An error in the University’s new registration system allowed for many IT students to go unchecked for Y2K compliance, enabling Y2K to redirect his assault from the computers to the computer users.
“Y’all can keep your fancy-shmancy computers, but let’s see what you do next time you can’t figure out how to send to the color printer!” Y2K said from his secret hideout in the Walter Library stacks.
The effects of Y2K’s surprise attack were felt immediately by University officials.
“Our main concern right now is finding someone who knows how to turn on a computer,” University President Mark Yudof said, noting that unless there was a game of solitaire waiting for him by the time he woke up from nappy time, he was going to layeth the smacketh down.
Almost the entire IT population milled around campus with glazed, distant looks in their eyes, but police chief Gary Busey said it was difficult to estimate the exact number of IT students affected.
Right now, most of these kids look and act exactly like your average College of Liberal Arts student, he said.
PeopleSoft representatives were quick to try their hand at explaining the situation.
This is an unforeseen glitch in the programming that should only affect IT students made before 1981, PeopleSoft representatives said from their secret hideout in the Walter Library stacks, assuring the Board of Regents that it will only take a little bit of time to work it all out.
IT students made after 1981 were manufactured with the newer, more recent “awesome” rating.
“They still suck monkey a$$, don’t get me wrong,” said Institute of Technology Director Stinky Summersausage. “They just kill at computer games more.”

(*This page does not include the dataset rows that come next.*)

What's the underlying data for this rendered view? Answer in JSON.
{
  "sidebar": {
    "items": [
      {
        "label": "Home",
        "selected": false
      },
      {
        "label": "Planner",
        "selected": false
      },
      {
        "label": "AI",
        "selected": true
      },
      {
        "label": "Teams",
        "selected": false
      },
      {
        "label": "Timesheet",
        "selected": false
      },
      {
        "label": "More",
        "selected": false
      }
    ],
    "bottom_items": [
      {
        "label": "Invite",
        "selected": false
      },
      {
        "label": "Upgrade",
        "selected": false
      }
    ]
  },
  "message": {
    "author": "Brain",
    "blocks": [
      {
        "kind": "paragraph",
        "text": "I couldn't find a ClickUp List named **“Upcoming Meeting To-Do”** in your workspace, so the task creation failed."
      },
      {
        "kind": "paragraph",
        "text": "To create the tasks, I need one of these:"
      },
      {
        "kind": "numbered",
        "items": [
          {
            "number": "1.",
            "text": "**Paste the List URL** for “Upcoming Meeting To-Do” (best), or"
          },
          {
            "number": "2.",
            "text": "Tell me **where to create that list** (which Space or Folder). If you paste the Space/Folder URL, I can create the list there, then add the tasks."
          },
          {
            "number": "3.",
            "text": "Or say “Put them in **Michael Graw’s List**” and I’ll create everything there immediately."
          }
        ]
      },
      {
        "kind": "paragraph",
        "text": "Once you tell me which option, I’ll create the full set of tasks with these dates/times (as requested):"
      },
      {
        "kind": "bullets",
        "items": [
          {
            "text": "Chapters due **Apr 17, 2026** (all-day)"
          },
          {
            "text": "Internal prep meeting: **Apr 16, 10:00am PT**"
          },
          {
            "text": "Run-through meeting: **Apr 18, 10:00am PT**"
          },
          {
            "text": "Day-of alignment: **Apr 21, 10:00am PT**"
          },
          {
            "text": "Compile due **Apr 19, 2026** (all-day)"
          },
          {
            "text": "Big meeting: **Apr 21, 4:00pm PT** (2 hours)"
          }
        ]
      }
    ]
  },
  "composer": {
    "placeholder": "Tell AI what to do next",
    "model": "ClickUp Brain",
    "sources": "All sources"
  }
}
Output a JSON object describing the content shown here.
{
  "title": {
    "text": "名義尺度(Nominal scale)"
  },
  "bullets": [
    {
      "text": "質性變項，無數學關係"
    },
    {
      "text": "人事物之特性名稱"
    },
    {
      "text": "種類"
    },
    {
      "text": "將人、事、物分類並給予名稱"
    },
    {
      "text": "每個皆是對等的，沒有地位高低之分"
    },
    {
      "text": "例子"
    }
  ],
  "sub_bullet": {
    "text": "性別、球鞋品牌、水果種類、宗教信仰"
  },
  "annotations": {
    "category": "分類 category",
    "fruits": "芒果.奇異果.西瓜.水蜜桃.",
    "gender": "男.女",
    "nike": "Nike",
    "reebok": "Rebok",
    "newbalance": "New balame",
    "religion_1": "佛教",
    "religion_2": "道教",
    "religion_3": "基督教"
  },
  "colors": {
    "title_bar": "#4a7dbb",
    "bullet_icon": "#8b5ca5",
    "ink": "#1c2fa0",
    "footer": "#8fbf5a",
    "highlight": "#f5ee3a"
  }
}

The small group of IT freshmen unaffected by the Y2K problem took to the streets, sensing a sudden crunch on the supply of eligible guys.

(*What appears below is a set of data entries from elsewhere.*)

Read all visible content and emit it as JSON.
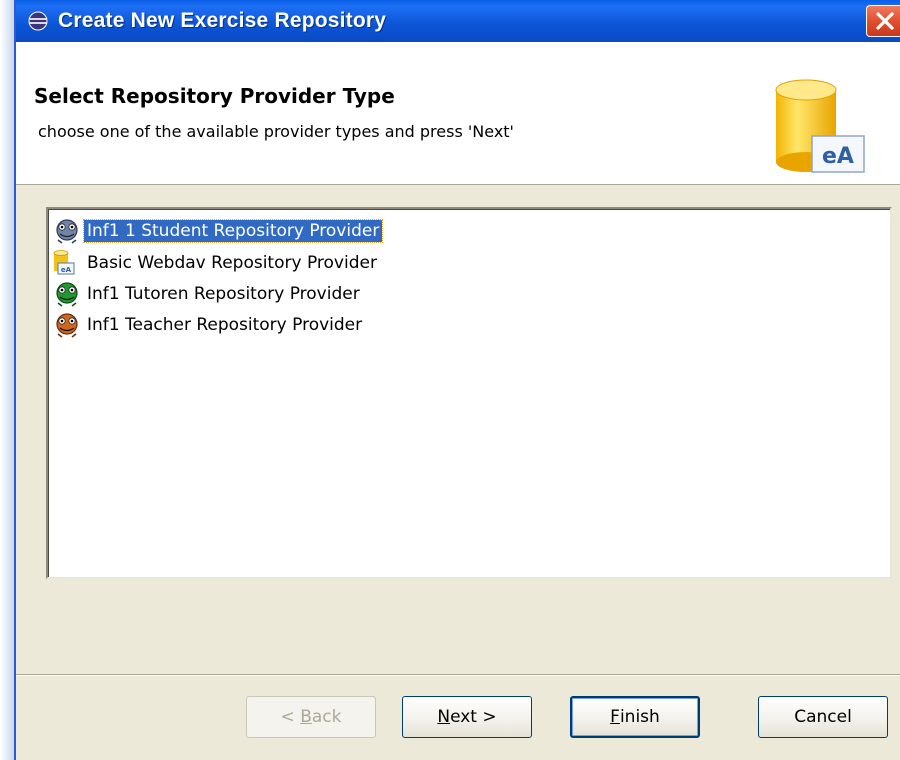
{
  "window": {
    "title": "Create New Exercise Repository",
    "close_glyph": "✕"
  },
  "banner": {
    "title": "Select Repository Provider Type",
    "description": "choose one of the available provider types and press 'Next'",
    "logo_text": "eA"
  },
  "providers": [
    {
      "label": "Inf1 1 Student Repository Provider",
      "icon": "student-monster-icon",
      "selected": true
    },
    {
      "label": "Basic Webdav Repository Provider",
      "icon": "webdav-database-icon",
      "selected": false
    },
    {
      "label": "Inf1 Tutoren Repository Provider",
      "icon": "tutor-monster-icon",
      "selected": false
    },
    {
      "label": "Inf1 Teacher Repository Provider",
      "icon": "teacher-monster-icon",
      "selected": false
    }
  ],
  "buttons": {
    "back": {
      "pre": "< ",
      "mnemonic": "B",
      "post": "ack",
      "enabled": false
    },
    "next": {
      "pre": "",
      "mnemonic": "N",
      "post": "ext >",
      "enabled": true
    },
    "finish": {
      "pre": "",
      "mnemonic": "F",
      "post": "inish",
      "enabled": true
    },
    "cancel": {
      "label": "Cancel",
      "enabled": true
    }
  },
  "colors": {
    "titlebar": "#0a55d6",
    "selection": "#316ac5",
    "dialog_bg": "#ece9d8"
  }
}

“A lot of these CLA girls, especially the ones with English or political science majors, realize that they’re gonna have to get a husband who’s gonna bring home the bacon,” said IT freshman Stew Pantybreath in front of the Mechanical Engineering building, who did not know of any other kinds of meat he could “bring home.”
Pantybreath paused to yell at a passing CLA girl.
“Hey, baby, my shoes are having a party, why don’t you invite your pants down!”
Other University students took advantage of the chaos as well. Carlson School of Management students took to rolling the malfunctioning IT students.
“Their wallets look bigger than they really are,” cautioned Carlson School of Management senior Woodrow Wainwright.
“They’ve got a lot of magic trading cards stuffed in there,” he said.
In a related story, the Y2K problem left campus without anyone who could understand the mathematics behind the millennium’s true date still being a year away.
As a result, students rioted across campus, starting fires, shutting down buildings and initiating the apocalypse.
Radio K program director Mark Wheat also announced that the station will no longer play requests for R.E.M.’s “It’s the End of the World As We Know It,” promising that the next person to call up for the song will end up “a bloody fool.”